Mayor James “Jimmy” Bertram tried to assure the concerned property owners that the City is concerned, not with legislating family farms and ranches, but with protecting development that might be spurred by SH130.
“We’ve heard from other cities that didn’t annex before they built the highway, and now they’re scrambling to catch up,” Bertram said. “We want to make sure that as development starts to happen, that our citizens and their homes have a reasonable chance of being protected.”
Despite public opposition to the annexation, it seems widely supported by the council.
In other council business, Police Chief Mike Lummus presented a proposal to allow for uniform traffic enforcement within the city limits.
“Right now, we don’t have any policy in place,” he said. “Enforcement is based largely upon the ‘best judgment’ of the enforcement officers. A uniform policy will alleviate that and make things equal across the board.”
Under the proposed policy, police officers will have specific standards under which they enforce traffic laws, including “grace periods” in the areas surrounding speed-limit signs and standards for judging when and how to issue citations for speeding.
According to Lummus, the policy is still in the planning phase. More information will be available to the council and the public as the policy nears completion.
In brief council news:
The panel approved a contract with Four B Paving of Spring Branch to hot-seal cracks in some city streets.

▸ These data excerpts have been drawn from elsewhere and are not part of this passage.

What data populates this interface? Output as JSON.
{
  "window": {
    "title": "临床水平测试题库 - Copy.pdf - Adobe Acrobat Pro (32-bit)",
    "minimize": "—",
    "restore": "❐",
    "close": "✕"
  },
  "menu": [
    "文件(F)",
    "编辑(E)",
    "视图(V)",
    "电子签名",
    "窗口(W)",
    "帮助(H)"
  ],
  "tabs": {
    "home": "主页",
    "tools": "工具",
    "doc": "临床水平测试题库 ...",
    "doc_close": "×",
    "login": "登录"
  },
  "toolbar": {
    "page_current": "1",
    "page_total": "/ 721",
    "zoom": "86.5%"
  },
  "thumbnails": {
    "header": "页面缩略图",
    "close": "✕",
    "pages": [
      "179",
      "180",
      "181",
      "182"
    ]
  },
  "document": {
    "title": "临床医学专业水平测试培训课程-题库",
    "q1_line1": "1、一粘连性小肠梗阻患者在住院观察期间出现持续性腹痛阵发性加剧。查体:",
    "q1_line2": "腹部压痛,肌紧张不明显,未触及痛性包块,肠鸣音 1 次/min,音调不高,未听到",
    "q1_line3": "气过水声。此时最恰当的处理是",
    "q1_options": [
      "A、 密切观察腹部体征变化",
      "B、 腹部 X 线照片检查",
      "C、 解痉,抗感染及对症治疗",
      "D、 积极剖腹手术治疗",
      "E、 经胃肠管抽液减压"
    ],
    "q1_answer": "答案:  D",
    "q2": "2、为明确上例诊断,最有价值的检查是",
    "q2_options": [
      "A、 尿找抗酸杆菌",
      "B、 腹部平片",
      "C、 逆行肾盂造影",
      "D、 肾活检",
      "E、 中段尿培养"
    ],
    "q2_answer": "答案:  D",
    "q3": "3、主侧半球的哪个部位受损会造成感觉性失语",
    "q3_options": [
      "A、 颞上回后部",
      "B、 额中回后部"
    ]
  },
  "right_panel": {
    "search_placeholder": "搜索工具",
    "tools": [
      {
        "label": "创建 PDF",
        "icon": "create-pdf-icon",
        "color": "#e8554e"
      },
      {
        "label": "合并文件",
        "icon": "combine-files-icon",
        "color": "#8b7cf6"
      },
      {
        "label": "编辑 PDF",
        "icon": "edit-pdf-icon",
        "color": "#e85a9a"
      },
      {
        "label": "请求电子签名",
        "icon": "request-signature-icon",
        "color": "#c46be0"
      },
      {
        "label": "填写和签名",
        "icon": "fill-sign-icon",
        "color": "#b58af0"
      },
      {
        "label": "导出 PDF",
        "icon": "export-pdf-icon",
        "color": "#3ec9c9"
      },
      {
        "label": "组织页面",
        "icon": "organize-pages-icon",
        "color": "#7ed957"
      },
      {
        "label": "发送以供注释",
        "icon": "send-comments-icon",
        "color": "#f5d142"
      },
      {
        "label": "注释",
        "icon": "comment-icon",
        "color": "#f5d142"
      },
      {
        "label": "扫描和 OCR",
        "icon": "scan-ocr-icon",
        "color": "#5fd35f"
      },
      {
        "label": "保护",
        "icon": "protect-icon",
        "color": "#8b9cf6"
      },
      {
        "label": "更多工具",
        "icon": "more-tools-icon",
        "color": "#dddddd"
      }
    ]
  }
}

They approved the purchase of a public information electronic sign to be installed at City Hall.
The city discussed an agreement with GovDeals, an online auction company, for the public sale of excess equipment.
The Lockhart City Council meets on the first and third Tuesday of each month in the Glosserman Conference Room at Lockhart City Hall. Meetings are open to the public, and broadcast on Time Warner Cable Channel 10.